Before the meeting, he told reporters that gas could displace coal and oil as a major energy source for power generation and transportation fuel in North America, for both long-haul trucks and domestic vehicles.
Environmentally, he said gas produces half the carbon dioxide of coal and one-third less CO2 than oil, along with insignificant quantities of sulfur dioxide and mercury compared with coal and oil.
Eresman told a conference call that along with partner Apache it expects to drill 24 gross wells in Horn River (where EnCana has about 260,000 net acres) this year, down from the previously scheduled 40, while increasing the number of fractures along each well to about 14 from eight. By reducing the number of wells, the partnership can minimize its environmental footprint.
Longer wells more economic Graham said EnCana believes it is a “bit more economic” to extend the wells and increase the number of fracs and, in trading data between the company’s Canadian Foothills and U.S.A. divisions, “it seems the bigger the frac the more productivity you can get out of them.”

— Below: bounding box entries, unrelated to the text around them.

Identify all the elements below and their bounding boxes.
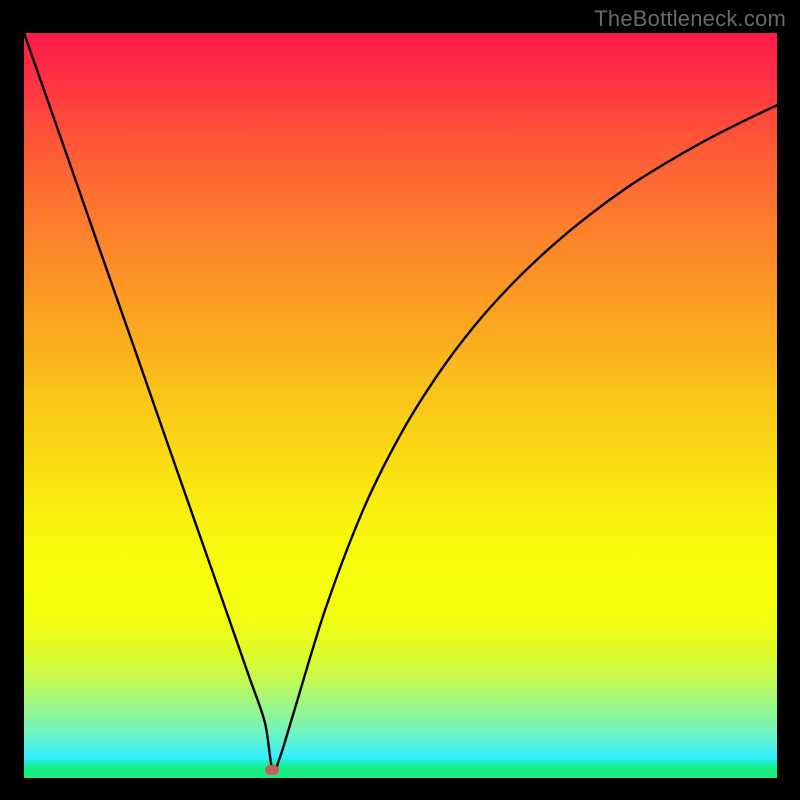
optimal-marker-icon	[265, 765, 279, 775]
bottleneck-curve	[24, 33, 777, 772]
plot-area	[24, 33, 777, 778]
watermark-text: TheBottleneck.com	[594, 6, 786, 32]
curve-svg	[24, 33, 777, 778]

He said the latest well to come on stream had 10 fracs and yielded a 30-day initial production rate of 8 million cubic feet per day, declining to about half after eight months of production — a 50 percent first-year decline rate, which he described as “very encouraging,” adding that 7 billion cubic feet should be recovered from the well.
Graham said the company estimates it can lower the cost per frac to C$750,000 from C$1 million.
In the Montney play, Graham said EnCana drilled 15.5 net horizontal wells in the first quarter and plans 60 for the year, buoyed by results that include 30-day initial production rates of more than 4 million cubic feet per day for each well, or 500,000 cubic feet on a fracture interval basis, Eresman said.
“The Montney is responding to the same technology we are using in the shale plays (the long-reach, multiple-fracture horizontal wells),” he said. The standard approach involves four to eight wells per section, with wells averaging a length of 5,200 to 6,600 feet, with about eight fractures per well.
In the emerging Haynesville shale play, straddling the Texas-Louisiana border, where its major partner is Royal Dutch Shell, EnCana has doubled its capital spending for 2009 to US$580 million by transferring savings from elsewhere in the company as the result of an internal challenge to reduce budgeted spending by 10 percent.
Jeff Wojahn, president of the USA division, said the 50 net wells will be focused on understanding the resource and meeting deadlines to retain prospective lands, where EnCana holds a net 435,000 acres, including a net 63,000 acres of mineral rights.
Although cautious about potential outcomes, the initial productivity rates and pressures are “very strong and in line with industry reports,” he said.
Cost of wells lowered In addition, by reducing its spud-to-rig release times, rig moves and the run time on directional tools, EnCana has lowered the cost of its latest three wells by about 30 percent to US$9 million.
Getting Haynesville gas to market involves a commitment to 150 million cubic feet per day of capacity on the proposed Boardwalk Pipeline Partners’ Gulf South Pipeline expansion and another 500 million cubic feet per day on the proposed Energy Transfer Partners Tiger Pipeline.
The objective is to make Haynesville “one of the most important pieces in the future of EnCana’s gas production,” said Eresman, adding that his company is “quickly moving to 50 percent (production from the U.S.). Based on our growth rate in the U.S., you could see the U.S. dominate our production in the future.”